Prix Nobel 2024 : l’IA récompensée en physique et en chimie
Les prix Nobel 2024 de physique et de chimie placent l’intelligence artificielle au premier plan de la recherche. John Hopfield, Geoffrey Hinton, Demis Hassabis, John Jumper et David Baker sont distingués pour des travaux qui vont des réseaux neuronaux à la compréhension et à la conception des protéines.

En deux jours, les prix Nobel 2024 ont offert une reconnaissance spectaculaire à des recherches qui ont façonné l’intelligence artificielle contemporaine et son entrée dans les laboratoires. Le 8 octobre 2024, le Nobel de physique a distingué John Hopfield et Geoffrey Hinton. Le lendemain, le Nobel de chimie a consacré des méthodes informatiques capables de prédire ou de concevoir des protéines. Un signal fort, à condition de comprendre précisément ce qui est récompensé : ni une machine qui penserait seule, ni la fin de l’expérimentation scientifique.
Ces prix racontent deux histoires complémentaires. La première remonte aux fondations mathématiques et physiques des réseaux neuronaux, ces systèmes informatiques qui apprennent à repérer des régularités dans de grandes quantités de données. La seconde illustre l’usage de ces méthodes pour s’attaquer à une question majeure de la biologie : la forme des protéines, molécules indispensables au fonctionnement du vivant.
Deux prix Nobel, cinq chercheurs et des contributions différentes
Parler des « Nobel de l’IA » est pratique, mais réducteur. Les jurys n’ont pas récompensé l’intelligence artificielle comme une discipline homogène. Ils ont distingué des avancées bien identifiées, à la croisée de l’informatique, de la physique, de la biologie et de la chimie.

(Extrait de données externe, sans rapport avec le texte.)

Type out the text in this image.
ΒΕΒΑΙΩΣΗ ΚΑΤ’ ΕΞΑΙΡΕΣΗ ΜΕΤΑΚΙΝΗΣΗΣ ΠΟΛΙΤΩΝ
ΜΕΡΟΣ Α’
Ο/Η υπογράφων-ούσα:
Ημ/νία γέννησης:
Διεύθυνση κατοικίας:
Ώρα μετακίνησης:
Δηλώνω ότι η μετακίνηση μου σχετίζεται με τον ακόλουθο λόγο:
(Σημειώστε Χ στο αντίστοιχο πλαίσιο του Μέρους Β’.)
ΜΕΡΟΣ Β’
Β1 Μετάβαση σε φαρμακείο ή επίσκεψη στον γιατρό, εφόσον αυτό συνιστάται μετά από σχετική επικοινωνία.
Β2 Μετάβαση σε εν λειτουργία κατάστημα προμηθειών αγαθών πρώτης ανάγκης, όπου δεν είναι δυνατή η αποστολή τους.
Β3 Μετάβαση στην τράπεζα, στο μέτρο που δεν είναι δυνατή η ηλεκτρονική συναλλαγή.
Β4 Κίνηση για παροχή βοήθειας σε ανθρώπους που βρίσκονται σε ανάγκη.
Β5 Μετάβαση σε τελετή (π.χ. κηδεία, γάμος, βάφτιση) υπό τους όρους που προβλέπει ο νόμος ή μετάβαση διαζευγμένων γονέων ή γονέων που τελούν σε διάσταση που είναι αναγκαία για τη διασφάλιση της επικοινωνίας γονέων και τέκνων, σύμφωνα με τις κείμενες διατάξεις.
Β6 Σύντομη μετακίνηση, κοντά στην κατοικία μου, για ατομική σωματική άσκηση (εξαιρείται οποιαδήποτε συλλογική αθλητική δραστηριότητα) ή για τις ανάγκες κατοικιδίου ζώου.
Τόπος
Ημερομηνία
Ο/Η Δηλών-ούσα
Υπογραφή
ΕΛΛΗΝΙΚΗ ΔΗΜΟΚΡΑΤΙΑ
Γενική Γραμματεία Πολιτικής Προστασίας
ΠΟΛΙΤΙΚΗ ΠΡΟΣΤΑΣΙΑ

| Prix et date d’annonce | Lauréats | Travaux récompensés | Lien avec l’intelligence artificielle |
|---|---|---|---|
| Physique, 8 octobre 2024 | John Hopfield, Geoffrey Hinton | Découvertes et inventions fondamentales permettant l’apprentissage automatique avec des réseaux neuronaux artificiels | Des principes qui ont aidé à établir les bases de l’apprentissage par réseaux de neurones |
| Chimie, 9 octobre 2024 | David Baker, Demis Hassabis, John Jumper | Conception computationnelle de protéines, prédiction de structures protéiques | Des outils algorithmiques pour comprendre et créer des structures moléculaires |
Le prix de chimie comprend donc trois lauréats, et non deux. David Baker reçoit une moitié du prix pour la conception computationnelle de protéines. L’autre moitié est partagée entre Demis Hassabis et John Jumper, pour la prédiction de la structure des protéines. Cette répartition est essentielle : prédire la forme d’une protéine existante et en imaginer une nouvelle ne sont pas le même problème scientifique.
Pourquoi John Hopfield et Geoffrey Hinton reçoivent-ils le Nobel de physique ?
À première vue, l’attribution du Nobel de physique à deux pionniers des réseaux neuronaux peut surprendre. John Hopfield et Geoffrey Hinton sont pourtant liés à des idées venues de la physique statistique, branche qui étudie les comportements collectifs de très grands ensembles, comme les particules d’un matériau.
John Hopfield, alors âgé de 91 ans, a développé au début des années 1980 un modèle devenu le réseau de Hopfield. Son principe consiste à représenter l’état d’un réseau par une sorte de paysage énergétique. Le système évolue vers des états stables, qui peuvent correspondre à des souvenirs ou à des motifs mémorisés. Cette idée a apporté un cadre rigoureux pour comprendre comment une machine peut stocker puis retrouver une information à partir d’un signal partiel ou bruité.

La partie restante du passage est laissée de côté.